Regresi dan disosiasi sering ditemukan pada pasien depresi yang dalam. Dalam
keadaan patologis mekanisme koping tersebut sering dipakai secara berlebihan dan
tidak tepat (Prabowo, 2014 : 117 – 118).
a. Denail
Dalam psikologi, terma “denail” artinya penyangkalan dikenakan pada seseorang
yang dengan kuat menyangkal dan menolak serta tak mau melihat fakta-fakta
yang menyakitkan atau tak sejalan dengan keyakinan, pengharapan, dan
pandangan-pandangannya. Denialisme membuat seorang hidup dalam dunia
ilusifnya sendiri, terpangkas dari kehidupan dan nyaris tidak mampu keluar dari
cengkeramannya. Ketika seseorang hidup dalam denial “backfire effect” atau
“efek bumerang” sangat mungkin terjadi pada dirinya. Orang yang hidup dalam
denial tentu saja sangat ridak berbahagia. Dirinya sendiri tidak berbahagia, dan
juga membuat banyak orang lain tidak berbahagia (Prabowo, 2014 : 118).
b.
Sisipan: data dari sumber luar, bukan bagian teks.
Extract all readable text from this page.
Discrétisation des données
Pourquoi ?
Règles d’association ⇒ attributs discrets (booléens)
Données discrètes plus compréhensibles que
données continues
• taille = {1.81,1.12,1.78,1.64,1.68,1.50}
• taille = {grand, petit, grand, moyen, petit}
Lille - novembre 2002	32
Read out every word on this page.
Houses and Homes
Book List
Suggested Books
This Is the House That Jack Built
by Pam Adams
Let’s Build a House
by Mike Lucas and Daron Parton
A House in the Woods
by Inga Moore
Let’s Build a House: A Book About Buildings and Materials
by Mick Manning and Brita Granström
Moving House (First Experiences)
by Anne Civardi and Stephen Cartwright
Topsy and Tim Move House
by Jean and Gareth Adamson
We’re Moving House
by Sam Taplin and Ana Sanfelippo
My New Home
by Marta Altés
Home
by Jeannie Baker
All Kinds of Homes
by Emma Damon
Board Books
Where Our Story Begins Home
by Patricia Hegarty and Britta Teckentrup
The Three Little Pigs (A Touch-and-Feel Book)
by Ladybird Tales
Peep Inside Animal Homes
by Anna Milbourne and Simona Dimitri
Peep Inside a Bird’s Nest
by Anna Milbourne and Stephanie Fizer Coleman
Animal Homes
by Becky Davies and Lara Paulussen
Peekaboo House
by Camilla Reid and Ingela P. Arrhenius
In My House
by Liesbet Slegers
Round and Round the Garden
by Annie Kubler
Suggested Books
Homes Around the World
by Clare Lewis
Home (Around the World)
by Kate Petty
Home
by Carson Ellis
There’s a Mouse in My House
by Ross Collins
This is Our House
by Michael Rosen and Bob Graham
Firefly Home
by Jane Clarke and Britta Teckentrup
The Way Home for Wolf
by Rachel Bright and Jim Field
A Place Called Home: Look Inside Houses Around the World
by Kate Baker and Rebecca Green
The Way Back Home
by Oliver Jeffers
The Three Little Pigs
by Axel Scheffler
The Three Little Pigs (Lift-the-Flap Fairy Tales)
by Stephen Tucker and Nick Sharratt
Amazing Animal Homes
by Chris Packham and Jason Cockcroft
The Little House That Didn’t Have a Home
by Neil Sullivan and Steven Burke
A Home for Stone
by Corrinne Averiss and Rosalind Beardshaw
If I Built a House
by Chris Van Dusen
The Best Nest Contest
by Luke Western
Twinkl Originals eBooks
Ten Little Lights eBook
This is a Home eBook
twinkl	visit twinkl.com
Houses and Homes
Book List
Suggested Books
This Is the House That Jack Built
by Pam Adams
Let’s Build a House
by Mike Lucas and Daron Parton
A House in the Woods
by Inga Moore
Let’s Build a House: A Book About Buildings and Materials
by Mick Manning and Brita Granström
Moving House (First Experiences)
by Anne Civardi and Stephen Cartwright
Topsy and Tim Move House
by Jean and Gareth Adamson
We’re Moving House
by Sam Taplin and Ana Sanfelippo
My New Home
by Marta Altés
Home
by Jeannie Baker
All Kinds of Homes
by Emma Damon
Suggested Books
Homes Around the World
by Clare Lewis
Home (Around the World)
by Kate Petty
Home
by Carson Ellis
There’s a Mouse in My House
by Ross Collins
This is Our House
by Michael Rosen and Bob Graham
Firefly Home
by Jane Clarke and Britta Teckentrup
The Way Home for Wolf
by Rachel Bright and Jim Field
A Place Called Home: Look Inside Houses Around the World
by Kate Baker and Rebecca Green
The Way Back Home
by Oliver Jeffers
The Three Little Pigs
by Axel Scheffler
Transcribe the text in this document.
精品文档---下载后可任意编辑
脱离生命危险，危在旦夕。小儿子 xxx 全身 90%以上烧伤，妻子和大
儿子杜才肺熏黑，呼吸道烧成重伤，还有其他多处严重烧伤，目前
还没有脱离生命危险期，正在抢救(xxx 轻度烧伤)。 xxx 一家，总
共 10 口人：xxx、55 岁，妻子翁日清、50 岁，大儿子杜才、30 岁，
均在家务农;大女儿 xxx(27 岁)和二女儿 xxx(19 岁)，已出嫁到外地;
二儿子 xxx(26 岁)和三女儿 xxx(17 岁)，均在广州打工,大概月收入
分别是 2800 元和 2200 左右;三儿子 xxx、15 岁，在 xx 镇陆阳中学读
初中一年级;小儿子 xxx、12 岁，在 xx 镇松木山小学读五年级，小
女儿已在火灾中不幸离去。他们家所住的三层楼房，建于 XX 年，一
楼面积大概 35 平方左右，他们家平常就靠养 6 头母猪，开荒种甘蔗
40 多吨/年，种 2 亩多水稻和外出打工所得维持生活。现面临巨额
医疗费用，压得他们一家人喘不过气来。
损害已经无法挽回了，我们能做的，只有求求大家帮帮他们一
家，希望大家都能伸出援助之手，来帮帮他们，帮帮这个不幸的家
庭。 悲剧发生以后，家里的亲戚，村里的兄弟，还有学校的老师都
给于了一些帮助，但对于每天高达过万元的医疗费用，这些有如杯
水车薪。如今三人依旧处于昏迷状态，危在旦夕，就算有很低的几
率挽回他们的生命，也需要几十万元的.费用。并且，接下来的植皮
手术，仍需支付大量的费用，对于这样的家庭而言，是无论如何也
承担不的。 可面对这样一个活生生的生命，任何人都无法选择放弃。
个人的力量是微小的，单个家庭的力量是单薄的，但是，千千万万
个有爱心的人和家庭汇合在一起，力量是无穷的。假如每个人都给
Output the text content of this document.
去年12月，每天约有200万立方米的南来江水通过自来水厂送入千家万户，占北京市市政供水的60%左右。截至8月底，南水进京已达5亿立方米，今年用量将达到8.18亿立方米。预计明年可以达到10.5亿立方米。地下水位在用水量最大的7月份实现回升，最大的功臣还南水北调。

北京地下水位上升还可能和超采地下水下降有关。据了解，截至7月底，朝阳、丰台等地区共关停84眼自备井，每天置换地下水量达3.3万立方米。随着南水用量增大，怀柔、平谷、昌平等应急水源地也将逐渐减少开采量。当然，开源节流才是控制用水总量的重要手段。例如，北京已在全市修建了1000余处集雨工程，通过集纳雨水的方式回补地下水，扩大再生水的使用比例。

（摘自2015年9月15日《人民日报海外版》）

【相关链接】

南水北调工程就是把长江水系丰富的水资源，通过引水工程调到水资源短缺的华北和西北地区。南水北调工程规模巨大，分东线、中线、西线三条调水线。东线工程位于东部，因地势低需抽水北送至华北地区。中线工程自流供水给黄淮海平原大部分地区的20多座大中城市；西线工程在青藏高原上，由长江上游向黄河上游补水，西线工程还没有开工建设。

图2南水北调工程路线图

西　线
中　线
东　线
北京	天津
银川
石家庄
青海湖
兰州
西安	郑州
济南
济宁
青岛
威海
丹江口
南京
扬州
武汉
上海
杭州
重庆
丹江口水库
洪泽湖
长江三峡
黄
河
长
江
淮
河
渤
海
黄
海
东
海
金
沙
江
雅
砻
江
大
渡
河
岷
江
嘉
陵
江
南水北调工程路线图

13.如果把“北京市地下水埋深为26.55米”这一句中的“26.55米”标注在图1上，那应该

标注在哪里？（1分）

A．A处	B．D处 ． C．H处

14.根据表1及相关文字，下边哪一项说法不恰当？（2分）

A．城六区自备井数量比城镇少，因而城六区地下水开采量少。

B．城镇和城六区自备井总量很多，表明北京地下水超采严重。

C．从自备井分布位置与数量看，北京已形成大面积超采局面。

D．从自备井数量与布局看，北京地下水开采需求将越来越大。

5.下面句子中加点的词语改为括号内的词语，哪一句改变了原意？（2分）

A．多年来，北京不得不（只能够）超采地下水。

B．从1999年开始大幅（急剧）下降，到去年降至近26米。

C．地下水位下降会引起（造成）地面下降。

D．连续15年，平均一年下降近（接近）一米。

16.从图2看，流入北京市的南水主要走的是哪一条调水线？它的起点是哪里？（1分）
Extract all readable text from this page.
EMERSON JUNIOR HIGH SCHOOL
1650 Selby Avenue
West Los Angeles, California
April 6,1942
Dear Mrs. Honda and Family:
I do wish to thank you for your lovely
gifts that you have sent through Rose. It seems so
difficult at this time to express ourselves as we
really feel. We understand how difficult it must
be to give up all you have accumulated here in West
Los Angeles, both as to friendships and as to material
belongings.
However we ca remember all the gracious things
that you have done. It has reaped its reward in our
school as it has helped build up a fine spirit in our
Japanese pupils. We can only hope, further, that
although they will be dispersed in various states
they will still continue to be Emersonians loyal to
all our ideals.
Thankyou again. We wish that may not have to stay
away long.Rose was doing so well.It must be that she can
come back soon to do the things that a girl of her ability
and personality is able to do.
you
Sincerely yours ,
Represi
Represi merupakan bentuk paling dasar diantara mekanisme lainnya. Suatu cara
pertahanan untuk menyingkirkan dari kesadaran pikiran dan perasaan yang
mengancam. Represi adalah mekanisme yang dipakai untuk menyembuhkan hal-
hal yang kurang baik pada diri kita kea lam bawah sadar kita. Dengan
mekanisme ini kita akan terhindar dari situasi tanpa kehilangan wibawa kita
(Prabowo, 2014 : 118).
c. Intelektualisasi
Intelektualisasi adalah pengguna logika dan alasan yang berlebihan untuk
menghindari pengalaman yang menganggu perasaannya. Dengan
intelektualisasi, manusia dapat mengurangi hal-hal yang pengaruhnya tidak
menyenangkan, dan memberikan kesempatan untuk meninjau permasalahan
secara objektif (Prabowo, 2014 : 118).
d. Regresi
Yaitu menghadapi stress dengan perilaku, perasaan dan cara berfikir mundur
kembali ke ciri tahap perkembangan sebelumnya (Prabowo, 2014 : 118).
e. Disosiasi
Beban emosi dalam suatu keadaan yang menyakitkan diputus atau diubah.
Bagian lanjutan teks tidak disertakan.